L'obligation d'amortissement participe du principe de sincérité comptable , et son omission constitue l'une des formes que peut prendre le délit de présentation des comptes annuels ne donnant pas une image fidèle du patrimoine de l'entreprise, dans la mesure où elle contribue à faire figurer au bilan une immobilisation pour une valeur qui n'est plus la sienne.
La durée d'amortissement est fixée par les règles comptables, en fonction de la catégorie du bien et de la nature de l'industrie ou du commerce, d'après les pratiques généralement en vigueur. L'amortissement est dans la majorité des cas linéaire , donc réparti en dotations équivalentes pour chaque exercice. Un système d'amortissement dégressif a toutefois été introduit pour des raisons économiques, afin d'inciter les entreprises au renouvellement de leurs investissements par une majoration des premières annuités d'amortissement. Les biens susceptibles de relever de l'amortissement dégressif, acquis à l'état neuf et d'une durée d'utilisation de trois ans au moins, sont ceux mentionnés à l'article 22 de l'annexe II du code général des impôts.

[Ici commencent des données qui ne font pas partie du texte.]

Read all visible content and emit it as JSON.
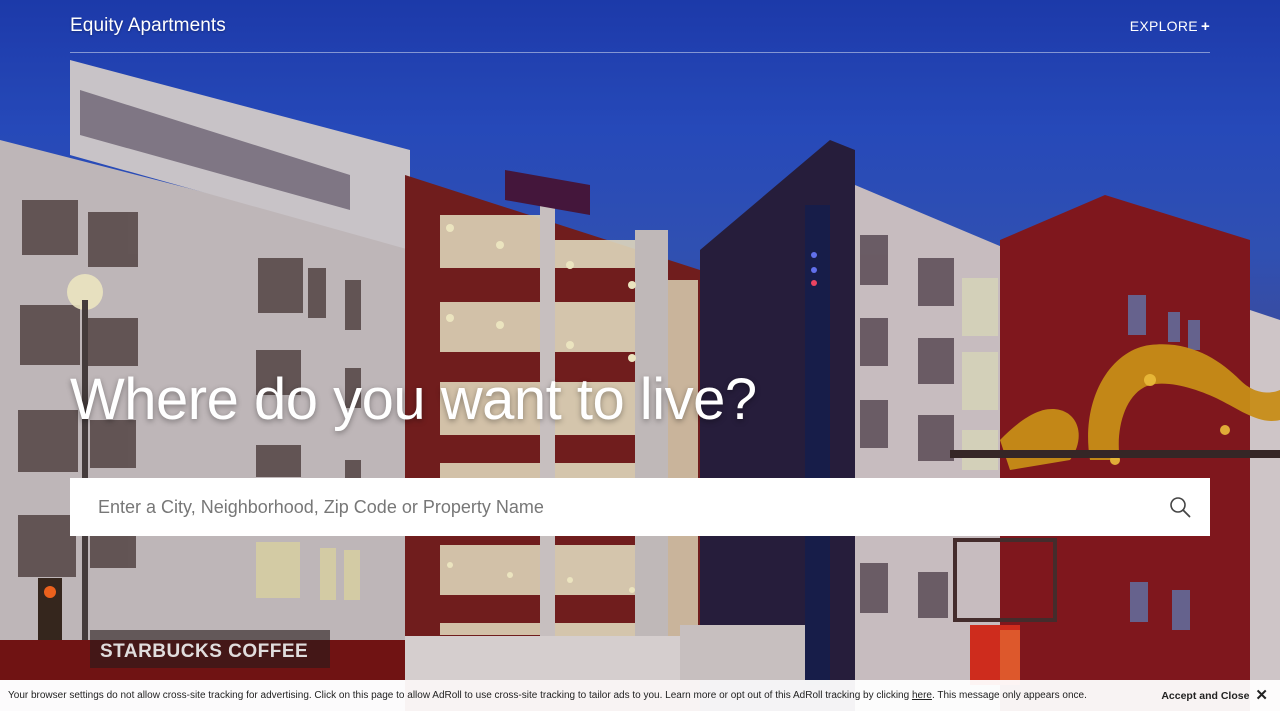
{
  "header": {
    "brand": "Equity Apartments",
    "explore_label": "EXPLORE",
    "explore_icon": "plus-icon"
  },
  "hero": {
    "headline": "Where do you want to live?",
    "storefront_sign": "STARBUCKS COFFEE"
  },
  "search": {
    "placeholder": "Enter a City, Neighborhood, Zip Code or Property Name",
    "value": "",
    "icon": "search-icon"
  },
  "cookie_banner": {
    "text_before": "Your browser settings do not allow cross-site tracking for advertising. Click on this page to allow AdRoll to use cross-site tracking to tailor ads to you. Learn more or opt out of this AdRoll tracking by clicking ",
    "link_text": "here",
    "text_after": ". This message only appears once.",
    "accept_label": "Accept and Close",
    "close_icon": "close-icon"
  }
}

Les amortissements ont une incidence fiscale importante puisque, aux termes du 2°du 1 de l'article 39 du code général des impôts, « les amortissements réellement effectués par l'entreprise, dans la limite de ceux qui sont généralement admis d'après les usages de chaque nature d'industrie, de commerce ou d'exploitation » constituent une charge déductible du bénéfice imposable .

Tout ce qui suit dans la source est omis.